It has been 2 months since we made our big move to Astam, a hamlet tucked under the embrace of the Annapurna. The boys, much to our surprise, have adjusted almost seamlessly, soaking in new experiences with light-heartedness and a sense of fun. I couldn’t be more thankful. Often enough, when the freezing waters and icy winds get me down, I would find inspiration in their aptitude to simply go with the flow. We are taking it a step at a time, and it is getting easier day by day.
Language transcends all barriers when a football appears in the scene. We got them a football from Hemje in the second week and it magnetised the village children that lived within 500m from our homestay. It still does with new faces. Football is a daily affair on the terraces for hours, sometimes till nightfall in complete darkness. We can hear them but we cannot see them.
Little A found his new love with a baby goat. He religiously feeds her with fresh leaves in the morning and evening and runs with her when he has his burst of energy. His love affair, over time, has extended to Madam Buffalo, Madam Cow and her beloved calf, Kali. Suddenly, the haystacks make real sense to them. It isn’t just a hide-and-seek hideout.
One random afternoon, Big A, totally unaware of being in the right place and right time witnessed the birth of 2 baby goats. He was in total awe with the entire birthing process and how quickly it had all happened with no fuss. In contrast, the human species has somehow made the whole birthing business rather complicated. The next day, the boys found that only one calf survived the night. The other, apparently was attacked by a vicious wild cat. I was grateful that he had experienced it all which saved me from explaining, in many words, how babies come about, and how life can be forfeited too soon. Later, when it had all sunk in, he decided that it was a rather revolting process and the question of having children in his adulthood was compromising.
Spring is finally here after a cold winter. The warmer temperatures have brought more comfort and relief but the merciless winds from the snow-capped mountains continue to make their debut from time to time. With spring comes abundant life from the world of insects. The bees and butterflies make a head start, followed by the pesky flies and mosquitoes. Of late, we have seen the hatchings of termites. More to come on this subject as we have discovered that the termite species have the ability to abandon males altogether in reproducing their colonies!
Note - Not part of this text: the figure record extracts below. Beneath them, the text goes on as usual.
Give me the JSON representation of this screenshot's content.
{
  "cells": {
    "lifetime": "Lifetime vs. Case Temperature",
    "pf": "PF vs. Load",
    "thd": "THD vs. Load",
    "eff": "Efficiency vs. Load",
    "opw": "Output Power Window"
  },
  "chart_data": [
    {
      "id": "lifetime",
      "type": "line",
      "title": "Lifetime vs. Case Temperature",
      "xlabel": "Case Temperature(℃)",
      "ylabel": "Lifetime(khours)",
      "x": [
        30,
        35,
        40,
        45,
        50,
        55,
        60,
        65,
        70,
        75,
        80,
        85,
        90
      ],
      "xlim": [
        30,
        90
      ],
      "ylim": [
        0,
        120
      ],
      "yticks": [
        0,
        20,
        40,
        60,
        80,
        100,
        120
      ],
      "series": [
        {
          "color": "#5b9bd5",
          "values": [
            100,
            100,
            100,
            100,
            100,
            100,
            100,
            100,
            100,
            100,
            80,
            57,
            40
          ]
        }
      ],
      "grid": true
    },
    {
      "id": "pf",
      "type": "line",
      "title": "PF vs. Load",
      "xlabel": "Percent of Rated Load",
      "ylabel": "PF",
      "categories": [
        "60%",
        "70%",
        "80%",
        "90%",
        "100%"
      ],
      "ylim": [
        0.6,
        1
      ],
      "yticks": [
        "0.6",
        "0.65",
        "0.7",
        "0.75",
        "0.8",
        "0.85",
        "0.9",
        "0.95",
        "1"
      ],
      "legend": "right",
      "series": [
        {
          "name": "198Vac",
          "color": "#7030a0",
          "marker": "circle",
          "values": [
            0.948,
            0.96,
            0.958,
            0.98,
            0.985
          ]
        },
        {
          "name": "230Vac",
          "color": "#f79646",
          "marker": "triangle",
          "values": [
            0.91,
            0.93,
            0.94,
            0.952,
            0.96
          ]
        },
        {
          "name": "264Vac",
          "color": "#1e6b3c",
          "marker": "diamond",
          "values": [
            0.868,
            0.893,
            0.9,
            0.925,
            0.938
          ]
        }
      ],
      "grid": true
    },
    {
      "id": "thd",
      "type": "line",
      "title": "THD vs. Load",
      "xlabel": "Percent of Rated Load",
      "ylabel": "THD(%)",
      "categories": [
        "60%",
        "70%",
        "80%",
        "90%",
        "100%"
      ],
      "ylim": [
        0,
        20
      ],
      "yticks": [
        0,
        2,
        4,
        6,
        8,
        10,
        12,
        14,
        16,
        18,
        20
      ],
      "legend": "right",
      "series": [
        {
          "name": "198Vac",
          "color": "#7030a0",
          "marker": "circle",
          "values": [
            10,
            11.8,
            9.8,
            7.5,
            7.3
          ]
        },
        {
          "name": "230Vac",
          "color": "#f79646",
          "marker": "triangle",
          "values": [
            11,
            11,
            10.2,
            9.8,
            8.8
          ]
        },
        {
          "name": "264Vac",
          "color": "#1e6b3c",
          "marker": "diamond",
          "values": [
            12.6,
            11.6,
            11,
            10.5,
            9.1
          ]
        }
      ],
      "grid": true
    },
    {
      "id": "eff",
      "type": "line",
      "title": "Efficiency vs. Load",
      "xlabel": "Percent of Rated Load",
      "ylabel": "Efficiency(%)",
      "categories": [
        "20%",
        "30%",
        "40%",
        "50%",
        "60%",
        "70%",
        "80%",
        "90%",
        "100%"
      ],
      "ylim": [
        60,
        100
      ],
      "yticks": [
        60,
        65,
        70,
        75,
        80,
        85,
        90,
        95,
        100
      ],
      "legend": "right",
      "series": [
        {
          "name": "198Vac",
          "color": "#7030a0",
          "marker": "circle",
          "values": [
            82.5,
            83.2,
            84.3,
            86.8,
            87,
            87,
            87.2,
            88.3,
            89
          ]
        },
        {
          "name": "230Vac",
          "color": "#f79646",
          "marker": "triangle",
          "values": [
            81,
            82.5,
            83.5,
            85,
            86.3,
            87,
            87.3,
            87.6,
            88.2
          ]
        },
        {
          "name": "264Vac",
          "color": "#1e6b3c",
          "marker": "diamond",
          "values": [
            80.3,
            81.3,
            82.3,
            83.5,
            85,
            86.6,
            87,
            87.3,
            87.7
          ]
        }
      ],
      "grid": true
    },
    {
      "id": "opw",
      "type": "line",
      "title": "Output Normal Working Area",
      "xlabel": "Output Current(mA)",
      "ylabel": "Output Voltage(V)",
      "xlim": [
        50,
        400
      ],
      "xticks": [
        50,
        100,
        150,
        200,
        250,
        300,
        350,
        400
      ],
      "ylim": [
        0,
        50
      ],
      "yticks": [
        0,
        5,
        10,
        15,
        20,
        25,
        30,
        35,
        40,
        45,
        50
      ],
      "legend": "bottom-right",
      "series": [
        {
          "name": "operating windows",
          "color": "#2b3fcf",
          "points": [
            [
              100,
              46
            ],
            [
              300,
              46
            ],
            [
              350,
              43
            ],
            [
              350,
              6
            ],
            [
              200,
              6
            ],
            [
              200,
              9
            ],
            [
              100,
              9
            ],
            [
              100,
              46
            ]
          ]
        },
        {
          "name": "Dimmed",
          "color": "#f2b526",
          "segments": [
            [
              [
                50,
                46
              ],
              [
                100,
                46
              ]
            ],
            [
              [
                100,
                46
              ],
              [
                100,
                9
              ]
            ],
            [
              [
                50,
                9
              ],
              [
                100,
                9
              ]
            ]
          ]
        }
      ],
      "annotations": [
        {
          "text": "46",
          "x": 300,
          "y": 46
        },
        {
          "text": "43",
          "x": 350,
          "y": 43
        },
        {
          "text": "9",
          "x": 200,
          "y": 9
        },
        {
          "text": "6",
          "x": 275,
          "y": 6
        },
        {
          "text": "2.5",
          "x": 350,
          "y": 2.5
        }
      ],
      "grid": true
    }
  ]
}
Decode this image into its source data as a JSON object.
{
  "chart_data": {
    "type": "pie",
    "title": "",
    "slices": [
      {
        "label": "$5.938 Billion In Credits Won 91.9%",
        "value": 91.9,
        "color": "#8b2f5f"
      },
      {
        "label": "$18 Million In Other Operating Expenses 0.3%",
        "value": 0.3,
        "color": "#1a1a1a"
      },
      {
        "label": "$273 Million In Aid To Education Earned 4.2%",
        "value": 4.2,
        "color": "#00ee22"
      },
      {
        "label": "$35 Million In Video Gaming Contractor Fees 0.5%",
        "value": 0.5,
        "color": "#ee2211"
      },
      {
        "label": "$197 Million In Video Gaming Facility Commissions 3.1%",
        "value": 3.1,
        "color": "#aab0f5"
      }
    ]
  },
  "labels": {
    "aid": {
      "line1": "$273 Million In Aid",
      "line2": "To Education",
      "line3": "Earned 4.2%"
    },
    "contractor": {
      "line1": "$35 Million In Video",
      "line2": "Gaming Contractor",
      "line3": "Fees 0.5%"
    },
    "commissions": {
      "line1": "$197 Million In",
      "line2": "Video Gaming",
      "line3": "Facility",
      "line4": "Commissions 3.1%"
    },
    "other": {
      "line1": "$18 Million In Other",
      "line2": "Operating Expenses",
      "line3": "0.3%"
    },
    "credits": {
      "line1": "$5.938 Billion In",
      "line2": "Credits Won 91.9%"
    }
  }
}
Harvesting vegetables from the garden at our homestay has become a regular part of our routine. Little A couldn’t believe, much to his excitement being a carrot muncher, that carrots do appear from the ground when you tug at their leafy tops. When hunger calls, he learns that he can chill out at the greenhouse picking tomatoes and sweet pea pods, and wild juicy yellow berries along the pathways. These berries, known as the yellow raspberries – aiselu- is a native shrub to the Himalayas. Its fruit is sweet, detachable, and highly sought after by birds, elephants and peckish humans.
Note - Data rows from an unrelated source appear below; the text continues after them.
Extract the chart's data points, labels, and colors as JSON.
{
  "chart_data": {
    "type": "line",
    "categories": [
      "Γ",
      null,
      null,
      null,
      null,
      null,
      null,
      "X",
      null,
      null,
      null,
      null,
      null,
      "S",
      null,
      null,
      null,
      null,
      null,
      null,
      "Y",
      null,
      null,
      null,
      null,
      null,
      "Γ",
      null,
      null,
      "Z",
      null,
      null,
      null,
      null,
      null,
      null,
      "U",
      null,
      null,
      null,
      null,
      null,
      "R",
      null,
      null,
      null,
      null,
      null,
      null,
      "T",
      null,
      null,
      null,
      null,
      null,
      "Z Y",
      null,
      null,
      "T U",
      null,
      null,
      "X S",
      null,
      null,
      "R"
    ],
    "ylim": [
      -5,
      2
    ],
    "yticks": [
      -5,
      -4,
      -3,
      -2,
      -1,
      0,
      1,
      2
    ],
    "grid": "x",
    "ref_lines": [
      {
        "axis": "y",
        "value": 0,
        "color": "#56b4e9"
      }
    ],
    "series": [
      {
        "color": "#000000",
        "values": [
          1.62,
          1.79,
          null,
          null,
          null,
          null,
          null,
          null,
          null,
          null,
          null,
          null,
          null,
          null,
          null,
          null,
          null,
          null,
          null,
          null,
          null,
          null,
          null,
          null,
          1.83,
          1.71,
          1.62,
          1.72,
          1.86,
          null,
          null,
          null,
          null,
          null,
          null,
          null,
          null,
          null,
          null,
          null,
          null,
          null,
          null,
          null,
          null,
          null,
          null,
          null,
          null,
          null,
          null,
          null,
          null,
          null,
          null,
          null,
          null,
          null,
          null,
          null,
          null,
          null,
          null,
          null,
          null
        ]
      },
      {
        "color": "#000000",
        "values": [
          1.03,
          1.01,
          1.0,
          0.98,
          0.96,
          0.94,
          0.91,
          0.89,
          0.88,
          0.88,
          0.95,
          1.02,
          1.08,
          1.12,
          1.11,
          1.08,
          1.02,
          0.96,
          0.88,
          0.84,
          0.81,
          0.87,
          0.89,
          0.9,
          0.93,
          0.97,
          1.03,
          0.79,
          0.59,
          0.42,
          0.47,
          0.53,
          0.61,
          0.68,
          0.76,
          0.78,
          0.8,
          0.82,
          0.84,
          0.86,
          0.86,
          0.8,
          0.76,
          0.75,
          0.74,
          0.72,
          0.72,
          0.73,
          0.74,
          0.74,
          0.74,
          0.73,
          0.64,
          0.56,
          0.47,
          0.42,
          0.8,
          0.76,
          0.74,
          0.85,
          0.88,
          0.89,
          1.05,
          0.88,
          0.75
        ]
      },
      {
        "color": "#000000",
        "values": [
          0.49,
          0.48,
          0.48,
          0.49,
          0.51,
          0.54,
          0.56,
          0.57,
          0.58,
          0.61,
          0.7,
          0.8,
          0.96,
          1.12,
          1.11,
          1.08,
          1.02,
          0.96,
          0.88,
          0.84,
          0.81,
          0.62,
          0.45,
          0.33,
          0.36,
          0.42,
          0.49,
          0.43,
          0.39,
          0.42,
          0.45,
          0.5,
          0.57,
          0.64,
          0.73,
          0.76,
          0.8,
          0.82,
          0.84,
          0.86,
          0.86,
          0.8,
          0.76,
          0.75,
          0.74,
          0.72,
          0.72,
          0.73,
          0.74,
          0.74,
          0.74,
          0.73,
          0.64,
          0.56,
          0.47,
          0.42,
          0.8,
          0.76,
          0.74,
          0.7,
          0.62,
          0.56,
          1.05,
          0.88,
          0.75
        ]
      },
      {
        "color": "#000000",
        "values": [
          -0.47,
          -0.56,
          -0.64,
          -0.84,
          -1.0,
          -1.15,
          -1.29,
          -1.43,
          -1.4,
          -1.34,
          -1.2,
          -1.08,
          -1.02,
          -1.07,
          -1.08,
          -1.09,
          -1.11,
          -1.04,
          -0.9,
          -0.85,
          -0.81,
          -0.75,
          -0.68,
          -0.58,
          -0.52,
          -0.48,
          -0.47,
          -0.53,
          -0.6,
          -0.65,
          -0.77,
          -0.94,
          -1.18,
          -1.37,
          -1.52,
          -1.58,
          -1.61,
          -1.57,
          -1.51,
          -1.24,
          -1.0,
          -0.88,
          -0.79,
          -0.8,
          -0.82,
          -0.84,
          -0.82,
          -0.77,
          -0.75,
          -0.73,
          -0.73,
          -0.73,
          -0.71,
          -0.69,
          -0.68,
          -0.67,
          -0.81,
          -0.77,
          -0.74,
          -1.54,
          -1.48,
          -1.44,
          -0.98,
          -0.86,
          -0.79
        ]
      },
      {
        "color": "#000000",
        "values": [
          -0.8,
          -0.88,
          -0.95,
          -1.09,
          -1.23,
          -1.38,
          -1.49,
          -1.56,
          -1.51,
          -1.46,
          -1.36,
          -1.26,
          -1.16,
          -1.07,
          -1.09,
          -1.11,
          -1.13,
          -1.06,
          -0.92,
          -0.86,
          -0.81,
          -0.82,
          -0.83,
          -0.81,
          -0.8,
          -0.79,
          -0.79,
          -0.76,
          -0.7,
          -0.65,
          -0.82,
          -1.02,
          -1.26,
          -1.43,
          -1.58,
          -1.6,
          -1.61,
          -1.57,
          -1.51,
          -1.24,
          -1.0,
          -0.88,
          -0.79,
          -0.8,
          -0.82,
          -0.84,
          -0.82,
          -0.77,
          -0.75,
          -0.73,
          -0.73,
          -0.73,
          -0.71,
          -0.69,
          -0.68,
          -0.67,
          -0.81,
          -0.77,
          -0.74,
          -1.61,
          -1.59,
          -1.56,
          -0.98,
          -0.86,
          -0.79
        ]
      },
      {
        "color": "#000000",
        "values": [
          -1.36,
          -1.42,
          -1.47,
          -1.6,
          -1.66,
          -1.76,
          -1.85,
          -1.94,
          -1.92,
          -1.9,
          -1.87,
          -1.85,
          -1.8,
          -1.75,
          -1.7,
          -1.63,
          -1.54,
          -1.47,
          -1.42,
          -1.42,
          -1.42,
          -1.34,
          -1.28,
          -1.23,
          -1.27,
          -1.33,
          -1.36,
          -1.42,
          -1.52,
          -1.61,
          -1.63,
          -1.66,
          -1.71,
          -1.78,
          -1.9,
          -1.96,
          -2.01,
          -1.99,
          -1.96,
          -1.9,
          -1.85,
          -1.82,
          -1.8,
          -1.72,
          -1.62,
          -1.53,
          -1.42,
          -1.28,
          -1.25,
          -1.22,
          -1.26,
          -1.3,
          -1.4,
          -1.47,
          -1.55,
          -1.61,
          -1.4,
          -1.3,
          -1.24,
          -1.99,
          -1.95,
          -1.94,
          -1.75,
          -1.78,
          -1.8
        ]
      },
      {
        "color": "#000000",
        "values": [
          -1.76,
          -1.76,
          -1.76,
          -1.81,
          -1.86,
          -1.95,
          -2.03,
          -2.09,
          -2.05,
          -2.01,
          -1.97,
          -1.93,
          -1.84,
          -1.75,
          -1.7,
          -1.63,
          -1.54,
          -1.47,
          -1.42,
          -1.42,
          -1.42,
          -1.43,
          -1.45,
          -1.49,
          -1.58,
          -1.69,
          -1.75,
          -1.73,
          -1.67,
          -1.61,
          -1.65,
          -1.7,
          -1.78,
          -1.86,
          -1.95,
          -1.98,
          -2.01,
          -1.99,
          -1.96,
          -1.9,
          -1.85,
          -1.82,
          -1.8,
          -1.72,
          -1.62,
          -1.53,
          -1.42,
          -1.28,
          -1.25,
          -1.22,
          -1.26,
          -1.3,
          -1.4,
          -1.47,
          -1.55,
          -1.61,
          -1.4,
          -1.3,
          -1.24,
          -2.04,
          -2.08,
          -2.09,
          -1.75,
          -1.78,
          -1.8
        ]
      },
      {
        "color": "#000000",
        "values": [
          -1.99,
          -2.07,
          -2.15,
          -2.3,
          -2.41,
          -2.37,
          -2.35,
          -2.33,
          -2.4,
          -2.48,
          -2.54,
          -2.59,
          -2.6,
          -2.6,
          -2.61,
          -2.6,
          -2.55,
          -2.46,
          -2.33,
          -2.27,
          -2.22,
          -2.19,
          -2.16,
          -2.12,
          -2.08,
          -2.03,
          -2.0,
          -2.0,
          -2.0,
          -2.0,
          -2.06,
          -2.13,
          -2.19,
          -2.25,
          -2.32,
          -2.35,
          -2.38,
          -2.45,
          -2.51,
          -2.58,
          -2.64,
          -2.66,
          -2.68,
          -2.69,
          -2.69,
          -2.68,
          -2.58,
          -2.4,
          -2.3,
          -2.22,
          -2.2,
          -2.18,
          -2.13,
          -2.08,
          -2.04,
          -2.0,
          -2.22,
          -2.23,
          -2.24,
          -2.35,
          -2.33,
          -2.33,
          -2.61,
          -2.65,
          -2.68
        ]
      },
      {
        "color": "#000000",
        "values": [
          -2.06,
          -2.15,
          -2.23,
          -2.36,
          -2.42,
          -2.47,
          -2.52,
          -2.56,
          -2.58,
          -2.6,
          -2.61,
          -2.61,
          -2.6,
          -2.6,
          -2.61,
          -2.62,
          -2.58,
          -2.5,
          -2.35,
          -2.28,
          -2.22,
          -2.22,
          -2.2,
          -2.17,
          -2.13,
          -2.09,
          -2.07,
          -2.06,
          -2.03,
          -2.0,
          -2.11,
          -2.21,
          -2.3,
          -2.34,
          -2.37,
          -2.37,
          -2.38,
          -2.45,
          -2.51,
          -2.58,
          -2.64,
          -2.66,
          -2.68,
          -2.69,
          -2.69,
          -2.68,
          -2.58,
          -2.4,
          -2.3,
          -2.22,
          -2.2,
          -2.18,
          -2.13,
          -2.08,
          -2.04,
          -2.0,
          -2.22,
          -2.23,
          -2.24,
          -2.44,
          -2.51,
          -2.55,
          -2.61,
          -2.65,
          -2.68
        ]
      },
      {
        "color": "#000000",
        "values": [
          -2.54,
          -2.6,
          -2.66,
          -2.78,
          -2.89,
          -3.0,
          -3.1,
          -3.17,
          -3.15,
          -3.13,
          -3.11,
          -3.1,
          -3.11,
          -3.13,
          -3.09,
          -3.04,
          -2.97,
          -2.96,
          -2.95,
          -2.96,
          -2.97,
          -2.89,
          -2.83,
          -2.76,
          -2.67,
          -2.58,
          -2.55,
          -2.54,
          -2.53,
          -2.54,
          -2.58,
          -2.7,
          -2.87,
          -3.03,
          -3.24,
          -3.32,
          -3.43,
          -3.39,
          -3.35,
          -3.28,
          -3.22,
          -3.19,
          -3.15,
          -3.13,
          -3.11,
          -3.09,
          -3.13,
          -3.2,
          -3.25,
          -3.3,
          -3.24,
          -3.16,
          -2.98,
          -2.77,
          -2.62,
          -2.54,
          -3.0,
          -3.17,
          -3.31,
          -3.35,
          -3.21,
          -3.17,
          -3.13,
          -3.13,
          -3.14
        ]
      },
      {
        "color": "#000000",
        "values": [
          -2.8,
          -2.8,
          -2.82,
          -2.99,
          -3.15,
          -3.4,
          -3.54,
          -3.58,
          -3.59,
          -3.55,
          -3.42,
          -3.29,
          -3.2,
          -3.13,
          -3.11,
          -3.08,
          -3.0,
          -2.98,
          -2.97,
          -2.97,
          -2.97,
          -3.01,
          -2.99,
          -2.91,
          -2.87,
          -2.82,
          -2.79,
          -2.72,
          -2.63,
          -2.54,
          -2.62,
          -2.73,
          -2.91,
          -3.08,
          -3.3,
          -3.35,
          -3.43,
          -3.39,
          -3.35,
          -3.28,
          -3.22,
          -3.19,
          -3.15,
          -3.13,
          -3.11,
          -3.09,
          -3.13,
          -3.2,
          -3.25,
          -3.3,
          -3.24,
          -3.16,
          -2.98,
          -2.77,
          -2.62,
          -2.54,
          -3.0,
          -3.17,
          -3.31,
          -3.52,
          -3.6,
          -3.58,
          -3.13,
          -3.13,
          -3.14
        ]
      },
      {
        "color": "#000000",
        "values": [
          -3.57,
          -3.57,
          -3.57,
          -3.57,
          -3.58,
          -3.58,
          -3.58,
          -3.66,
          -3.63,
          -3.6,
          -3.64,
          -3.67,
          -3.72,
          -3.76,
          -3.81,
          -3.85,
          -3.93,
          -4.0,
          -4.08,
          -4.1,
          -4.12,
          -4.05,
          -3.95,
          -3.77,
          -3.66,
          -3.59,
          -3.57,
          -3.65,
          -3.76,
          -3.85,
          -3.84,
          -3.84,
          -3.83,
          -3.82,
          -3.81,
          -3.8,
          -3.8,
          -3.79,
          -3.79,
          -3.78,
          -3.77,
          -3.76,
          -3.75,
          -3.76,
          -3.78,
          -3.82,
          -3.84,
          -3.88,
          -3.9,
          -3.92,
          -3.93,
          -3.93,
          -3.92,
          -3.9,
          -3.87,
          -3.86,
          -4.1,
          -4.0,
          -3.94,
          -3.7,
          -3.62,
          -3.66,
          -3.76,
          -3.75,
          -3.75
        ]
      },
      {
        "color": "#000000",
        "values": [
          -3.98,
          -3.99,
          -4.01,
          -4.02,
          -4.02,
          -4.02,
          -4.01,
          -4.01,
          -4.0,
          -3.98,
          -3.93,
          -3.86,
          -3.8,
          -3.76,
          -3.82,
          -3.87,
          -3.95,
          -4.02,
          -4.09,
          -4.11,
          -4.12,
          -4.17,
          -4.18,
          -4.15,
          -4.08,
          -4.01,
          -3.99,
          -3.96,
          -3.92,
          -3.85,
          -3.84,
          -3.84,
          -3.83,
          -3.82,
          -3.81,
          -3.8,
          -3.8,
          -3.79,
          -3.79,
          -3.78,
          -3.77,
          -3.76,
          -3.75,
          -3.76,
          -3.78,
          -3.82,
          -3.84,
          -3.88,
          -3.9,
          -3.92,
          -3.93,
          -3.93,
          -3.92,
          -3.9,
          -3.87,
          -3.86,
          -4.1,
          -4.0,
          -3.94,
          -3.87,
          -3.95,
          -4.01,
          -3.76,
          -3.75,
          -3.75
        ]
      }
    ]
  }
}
Green leafy couldn’t get fresher on our plates as we harvest them just before cooking. And if you wish for eggs, you got to get them yourselves. The chickens have snappy beaks and aren’t too pleased about sharing them.
Coming from an urban environment, and feeling rather unskilled, there is an abundance of knowledge and hands-on experiences to learn from the villagers. We are grateful to our hosts for sharing their garden vegetables and dairy produce with us. Every ingredient that comes our way to prepare a meal has been reaped with love and hard work.
There is much to do in the fields before monsoon sets in June. There is much to share and it will come in many more chunks and slices.